Wenn mitten in der Nacht der Nazi-Mob bei dir klingelt

In Burg bei Magdeburg werden linke Aktivisten zur Zielscheibe rechter Gewalt

  • Mia Jarad
  • Lesedauer: 7 Min.

In den frühen Morgenstunden des 12. Februars detoniert vor dem Eingangstor eines Wohnhauses in der Oberstraße eine Kugelbombe. Als der selbstgebaute Sprengsatz explodiert, splittern Fensterscheiben, das Tor wird beschädigt und eine darüber angebrachte Überwachungskamera zerstört. Die Täter machen sich in der Dunkelheit davon. Sie wurden bisher nicht ermittelt. In besagtem Haus im Zentrum der Kleinstadt Burg leben in mehreren Wohnungen auch linke Aktivisten. Es ist nicht der erste Angriff auf das Haus, in dem sich auch regelmäßig die lokale Antifa trifft. Fast jedes Wochenende kommen Neonazis in die Oberstraße, bewerfen das Haus mit Böllern und zerstören gezielt davor geparkte Autos. Für die Wochenenden hat die Polizei deshalb ihr Bereitschaftspersonal aufgestockt.

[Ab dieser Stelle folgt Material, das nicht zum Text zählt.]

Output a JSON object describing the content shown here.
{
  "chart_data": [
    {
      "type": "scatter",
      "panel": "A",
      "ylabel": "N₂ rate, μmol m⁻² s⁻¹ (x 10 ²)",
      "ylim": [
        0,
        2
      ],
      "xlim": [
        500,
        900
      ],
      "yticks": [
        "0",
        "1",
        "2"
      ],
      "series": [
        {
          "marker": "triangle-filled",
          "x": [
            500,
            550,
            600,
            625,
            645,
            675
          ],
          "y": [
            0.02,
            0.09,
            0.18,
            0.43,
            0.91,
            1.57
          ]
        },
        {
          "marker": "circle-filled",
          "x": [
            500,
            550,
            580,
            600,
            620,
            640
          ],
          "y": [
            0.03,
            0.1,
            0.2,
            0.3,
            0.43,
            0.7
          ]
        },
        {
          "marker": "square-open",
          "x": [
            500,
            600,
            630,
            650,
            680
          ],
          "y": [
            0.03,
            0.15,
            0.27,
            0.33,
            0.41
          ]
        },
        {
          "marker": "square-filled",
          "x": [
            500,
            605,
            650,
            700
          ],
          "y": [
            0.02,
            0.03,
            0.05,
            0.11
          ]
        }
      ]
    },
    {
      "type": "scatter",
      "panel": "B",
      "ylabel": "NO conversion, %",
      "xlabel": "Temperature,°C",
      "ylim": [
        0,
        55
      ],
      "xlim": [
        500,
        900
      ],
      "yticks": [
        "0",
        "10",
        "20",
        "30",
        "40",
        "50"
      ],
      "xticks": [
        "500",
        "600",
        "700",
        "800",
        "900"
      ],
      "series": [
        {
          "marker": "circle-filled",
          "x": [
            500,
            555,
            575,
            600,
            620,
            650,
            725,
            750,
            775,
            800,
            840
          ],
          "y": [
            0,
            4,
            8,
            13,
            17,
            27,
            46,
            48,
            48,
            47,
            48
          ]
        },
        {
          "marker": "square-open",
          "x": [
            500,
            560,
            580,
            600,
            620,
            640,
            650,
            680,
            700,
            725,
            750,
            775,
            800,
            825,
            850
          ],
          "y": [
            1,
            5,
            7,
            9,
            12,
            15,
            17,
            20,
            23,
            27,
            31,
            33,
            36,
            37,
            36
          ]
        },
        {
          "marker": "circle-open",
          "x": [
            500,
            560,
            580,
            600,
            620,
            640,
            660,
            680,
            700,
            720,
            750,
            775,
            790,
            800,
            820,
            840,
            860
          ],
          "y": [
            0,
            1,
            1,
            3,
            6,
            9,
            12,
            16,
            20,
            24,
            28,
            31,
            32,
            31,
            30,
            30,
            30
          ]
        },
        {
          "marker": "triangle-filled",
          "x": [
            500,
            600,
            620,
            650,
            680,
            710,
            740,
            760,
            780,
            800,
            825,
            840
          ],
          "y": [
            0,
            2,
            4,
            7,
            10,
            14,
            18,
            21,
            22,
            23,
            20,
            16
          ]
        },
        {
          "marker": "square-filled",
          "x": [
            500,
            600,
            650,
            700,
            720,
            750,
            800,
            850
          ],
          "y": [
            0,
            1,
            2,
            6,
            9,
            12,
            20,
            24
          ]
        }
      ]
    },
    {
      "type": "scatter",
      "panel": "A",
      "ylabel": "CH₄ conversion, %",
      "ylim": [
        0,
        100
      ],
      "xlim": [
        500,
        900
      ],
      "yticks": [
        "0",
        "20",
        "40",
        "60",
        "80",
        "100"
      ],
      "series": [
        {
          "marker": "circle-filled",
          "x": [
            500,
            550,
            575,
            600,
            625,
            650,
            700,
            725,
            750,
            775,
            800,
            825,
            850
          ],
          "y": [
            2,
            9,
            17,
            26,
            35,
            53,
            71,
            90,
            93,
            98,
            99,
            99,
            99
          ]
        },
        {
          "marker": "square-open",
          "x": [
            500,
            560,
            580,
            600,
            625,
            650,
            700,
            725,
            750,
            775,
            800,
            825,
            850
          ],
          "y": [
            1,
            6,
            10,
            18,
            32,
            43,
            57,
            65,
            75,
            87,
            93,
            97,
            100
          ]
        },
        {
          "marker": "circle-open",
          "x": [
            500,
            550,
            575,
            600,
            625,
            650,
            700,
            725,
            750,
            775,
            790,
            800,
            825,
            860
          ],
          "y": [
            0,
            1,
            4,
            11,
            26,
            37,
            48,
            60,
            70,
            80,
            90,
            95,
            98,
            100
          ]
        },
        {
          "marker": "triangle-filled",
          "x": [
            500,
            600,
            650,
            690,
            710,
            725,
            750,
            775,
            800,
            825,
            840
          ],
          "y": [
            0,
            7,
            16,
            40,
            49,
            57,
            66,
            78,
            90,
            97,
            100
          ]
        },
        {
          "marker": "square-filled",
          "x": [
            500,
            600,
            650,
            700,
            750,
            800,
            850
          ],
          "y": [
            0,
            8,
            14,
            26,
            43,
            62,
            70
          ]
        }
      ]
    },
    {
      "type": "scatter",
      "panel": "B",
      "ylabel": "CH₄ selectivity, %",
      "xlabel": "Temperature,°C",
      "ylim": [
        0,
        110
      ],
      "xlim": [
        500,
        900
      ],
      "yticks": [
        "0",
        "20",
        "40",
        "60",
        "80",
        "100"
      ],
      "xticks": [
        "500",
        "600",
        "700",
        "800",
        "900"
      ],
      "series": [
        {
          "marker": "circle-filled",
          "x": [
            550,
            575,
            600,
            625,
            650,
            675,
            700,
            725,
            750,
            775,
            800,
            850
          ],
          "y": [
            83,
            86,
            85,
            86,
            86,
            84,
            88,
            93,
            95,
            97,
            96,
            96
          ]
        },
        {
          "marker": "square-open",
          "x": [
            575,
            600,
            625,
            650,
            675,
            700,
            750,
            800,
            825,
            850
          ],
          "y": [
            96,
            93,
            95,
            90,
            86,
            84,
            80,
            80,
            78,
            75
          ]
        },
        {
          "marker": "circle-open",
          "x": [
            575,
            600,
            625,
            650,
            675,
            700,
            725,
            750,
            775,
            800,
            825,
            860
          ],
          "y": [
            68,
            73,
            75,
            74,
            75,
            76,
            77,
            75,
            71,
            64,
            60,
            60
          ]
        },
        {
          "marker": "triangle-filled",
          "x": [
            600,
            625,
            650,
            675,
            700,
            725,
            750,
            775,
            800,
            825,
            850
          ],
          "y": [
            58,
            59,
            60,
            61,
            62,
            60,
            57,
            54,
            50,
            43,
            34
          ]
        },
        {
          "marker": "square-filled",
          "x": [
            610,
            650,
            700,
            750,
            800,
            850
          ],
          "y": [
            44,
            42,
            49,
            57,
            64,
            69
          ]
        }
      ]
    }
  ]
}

Besonders nachts kämen Nazis immer wieder zu den Wohnhäusern der Aktivisten, um sie zu bedrohen und anzugreifen, berichtet die Autonome Antifa Burg (AAB). Auch Martin Burgdorf vom Miteinander e.V. weiß von massiven Angriffen gegen linke Aktivisten. »In Burg herrscht ein hohes Maß an Gewalt, teilweise mit dramatische Folgen«. Martin S., der sich seit seinem 14. Lebensjahr gegen Neonazis engagiert und Mitglied der AAB ist, weiß, wovon er spricht. Er ist fast täglich mit Einschüchterungsversuchen und Angriffen der Rechten konfrontiert. »Ich wohne genau im Brennpunkt«, sagt er und zeichnet eine kleine Straßenkarte auf ein Blatt Papier. Ein X markiert seinen Wohnort, in unmittelbarer Nähe malt er mehrere Kreise - dort wohnen einige der Burger Neonazis. »Es gab mehrere Vorfälle, bei denen mir nachts acht oder neun Nazis zu Hause auflauerten«, erzählt Martin. »Meistens waren wir denen aber einen Schritt voraus und wussten, was sie planten.« Nicht nur einmal haben Nazis versucht, in seine Wohnung einzubrechen und die Tür einzutreten.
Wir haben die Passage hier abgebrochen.